Curr Med Res Opin. 1988;11(3):159-70. doi: 10.1185/03007998809111135.
The incidence of post-operative infectious complications after high-risk biliary and gastroduodenal and all cases of small bowel surgery was investigated in 965 patients included in a prospective multi-centre study. Selected types of operation where antibiotic prophylaxis was considered beneficial were defined and patients in these categories were to receive a standardized prophylactic regimen of 400 mg doxycycline plus 1600 mg tinidazole intravenously 1-hour pre-operatively or at induction of anaesthesia. Of the 965 patients, 408 did not receive prophylaxis, 547 received the standard regimen and 10 were given a different prophylaxis. The overall compliance rate with the protocol was 89%. Analysis of the results of clinical evaluation of the patients 3, 7 and 15 days after surgery showed that only 21 (2.1%) of the 965 patients had developed surgical infectious complications. Two (0.2%) patients died of septic complications. No serious side-effects of the prophylactic regimen were recorded.

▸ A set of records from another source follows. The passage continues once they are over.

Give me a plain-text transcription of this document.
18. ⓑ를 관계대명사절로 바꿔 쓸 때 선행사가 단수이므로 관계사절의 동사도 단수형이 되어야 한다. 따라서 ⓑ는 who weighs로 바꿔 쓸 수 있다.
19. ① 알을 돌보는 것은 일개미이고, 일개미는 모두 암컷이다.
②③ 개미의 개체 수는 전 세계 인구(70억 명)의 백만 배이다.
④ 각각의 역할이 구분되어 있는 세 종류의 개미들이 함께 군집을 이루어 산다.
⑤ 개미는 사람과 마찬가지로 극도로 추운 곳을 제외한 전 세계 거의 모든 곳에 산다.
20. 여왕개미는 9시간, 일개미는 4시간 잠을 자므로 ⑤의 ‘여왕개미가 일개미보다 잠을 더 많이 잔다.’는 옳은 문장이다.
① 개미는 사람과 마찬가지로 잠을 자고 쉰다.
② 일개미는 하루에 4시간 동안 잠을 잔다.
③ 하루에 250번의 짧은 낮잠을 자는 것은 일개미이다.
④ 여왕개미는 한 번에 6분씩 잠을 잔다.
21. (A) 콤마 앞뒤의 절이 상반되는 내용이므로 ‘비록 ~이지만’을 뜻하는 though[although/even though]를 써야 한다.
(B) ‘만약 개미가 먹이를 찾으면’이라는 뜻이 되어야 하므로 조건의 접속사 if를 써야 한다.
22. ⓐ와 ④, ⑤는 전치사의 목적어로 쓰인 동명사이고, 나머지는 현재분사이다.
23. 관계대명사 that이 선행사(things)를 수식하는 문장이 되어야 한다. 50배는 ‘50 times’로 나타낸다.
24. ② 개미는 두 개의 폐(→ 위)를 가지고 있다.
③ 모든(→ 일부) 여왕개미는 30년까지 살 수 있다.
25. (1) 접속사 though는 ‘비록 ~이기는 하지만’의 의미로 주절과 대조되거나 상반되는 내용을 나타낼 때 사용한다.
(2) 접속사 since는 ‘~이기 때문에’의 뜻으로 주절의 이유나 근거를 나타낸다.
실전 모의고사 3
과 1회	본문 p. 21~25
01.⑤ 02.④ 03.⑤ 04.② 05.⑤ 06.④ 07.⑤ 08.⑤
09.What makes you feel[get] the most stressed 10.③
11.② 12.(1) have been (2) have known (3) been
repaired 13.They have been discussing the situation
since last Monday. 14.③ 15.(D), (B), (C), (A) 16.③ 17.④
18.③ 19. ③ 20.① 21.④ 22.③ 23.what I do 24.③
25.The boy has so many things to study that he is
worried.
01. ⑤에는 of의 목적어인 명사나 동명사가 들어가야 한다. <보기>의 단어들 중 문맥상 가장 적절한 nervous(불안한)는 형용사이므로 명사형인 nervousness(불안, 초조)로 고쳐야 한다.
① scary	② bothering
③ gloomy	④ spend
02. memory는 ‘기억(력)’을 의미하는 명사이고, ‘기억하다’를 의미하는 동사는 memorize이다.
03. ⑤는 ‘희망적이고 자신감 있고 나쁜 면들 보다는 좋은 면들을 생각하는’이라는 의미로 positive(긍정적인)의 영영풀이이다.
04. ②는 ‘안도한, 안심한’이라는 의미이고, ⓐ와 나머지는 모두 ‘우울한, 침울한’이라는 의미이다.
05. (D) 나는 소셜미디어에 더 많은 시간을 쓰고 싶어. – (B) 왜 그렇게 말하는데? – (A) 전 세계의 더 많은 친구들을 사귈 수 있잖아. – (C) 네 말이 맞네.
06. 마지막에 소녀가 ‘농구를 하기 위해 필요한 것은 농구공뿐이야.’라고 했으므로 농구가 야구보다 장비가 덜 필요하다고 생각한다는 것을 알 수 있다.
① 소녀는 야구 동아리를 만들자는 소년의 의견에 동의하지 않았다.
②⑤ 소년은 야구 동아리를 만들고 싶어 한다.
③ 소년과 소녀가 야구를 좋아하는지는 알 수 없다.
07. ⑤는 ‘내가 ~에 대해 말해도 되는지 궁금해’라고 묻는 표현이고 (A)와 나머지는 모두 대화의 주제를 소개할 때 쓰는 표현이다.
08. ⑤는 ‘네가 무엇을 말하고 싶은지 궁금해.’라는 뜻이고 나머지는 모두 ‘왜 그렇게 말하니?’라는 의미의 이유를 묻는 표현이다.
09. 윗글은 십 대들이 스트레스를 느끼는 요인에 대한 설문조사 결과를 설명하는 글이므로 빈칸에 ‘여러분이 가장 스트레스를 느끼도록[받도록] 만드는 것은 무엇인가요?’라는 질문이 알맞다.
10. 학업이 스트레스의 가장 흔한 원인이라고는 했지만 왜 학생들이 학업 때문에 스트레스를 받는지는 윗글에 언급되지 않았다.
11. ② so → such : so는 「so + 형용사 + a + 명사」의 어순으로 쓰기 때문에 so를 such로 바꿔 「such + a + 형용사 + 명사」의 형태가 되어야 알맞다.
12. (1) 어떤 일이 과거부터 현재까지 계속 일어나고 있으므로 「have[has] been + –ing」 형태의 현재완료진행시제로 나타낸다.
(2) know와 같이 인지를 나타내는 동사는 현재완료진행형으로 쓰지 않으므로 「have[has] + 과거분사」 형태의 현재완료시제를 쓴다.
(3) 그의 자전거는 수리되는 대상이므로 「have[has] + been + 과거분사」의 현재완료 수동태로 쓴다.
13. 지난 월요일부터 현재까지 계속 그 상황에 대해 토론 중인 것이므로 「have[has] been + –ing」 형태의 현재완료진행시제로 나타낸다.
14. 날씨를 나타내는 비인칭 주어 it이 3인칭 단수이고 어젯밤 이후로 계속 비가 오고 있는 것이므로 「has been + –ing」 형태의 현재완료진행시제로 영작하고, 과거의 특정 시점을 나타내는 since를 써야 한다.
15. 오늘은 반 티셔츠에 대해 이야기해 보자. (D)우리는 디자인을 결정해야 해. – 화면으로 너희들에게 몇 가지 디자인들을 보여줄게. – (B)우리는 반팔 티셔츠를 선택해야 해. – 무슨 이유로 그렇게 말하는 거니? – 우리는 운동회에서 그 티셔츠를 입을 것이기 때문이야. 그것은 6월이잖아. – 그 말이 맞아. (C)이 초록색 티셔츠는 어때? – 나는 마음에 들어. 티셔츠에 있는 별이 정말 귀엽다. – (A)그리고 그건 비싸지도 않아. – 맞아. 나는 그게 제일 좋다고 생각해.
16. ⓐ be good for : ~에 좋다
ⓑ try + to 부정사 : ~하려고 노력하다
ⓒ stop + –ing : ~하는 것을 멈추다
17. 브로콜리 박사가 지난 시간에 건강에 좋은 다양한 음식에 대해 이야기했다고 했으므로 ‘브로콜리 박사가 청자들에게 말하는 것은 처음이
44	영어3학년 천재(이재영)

一项前瞻性多中心研究纳入了965例患者,调查了高危胆道、胃十二指肠手术以及所有小肠手术术后感染性并发症的发生率。确定了认为抗生素预防有益的特定手术类型,这些类别的患者在术前1小时或麻醉诱导时静脉接受400mg强力霉素加1600mg替硝唑的标准化预防方案。在965例患者中,408例未接受预防,547例接受了标准方案,10例接受了不同的预防措施。方案的总体依从率为89%。对患者术后3天、7天和15天的临床评估结果分析显示,965例患者中只有21例(2.1%)发生了手术感染并发症。2例(0.2%)患者死于败血症并发症。未记录到预防方案的严重副作用。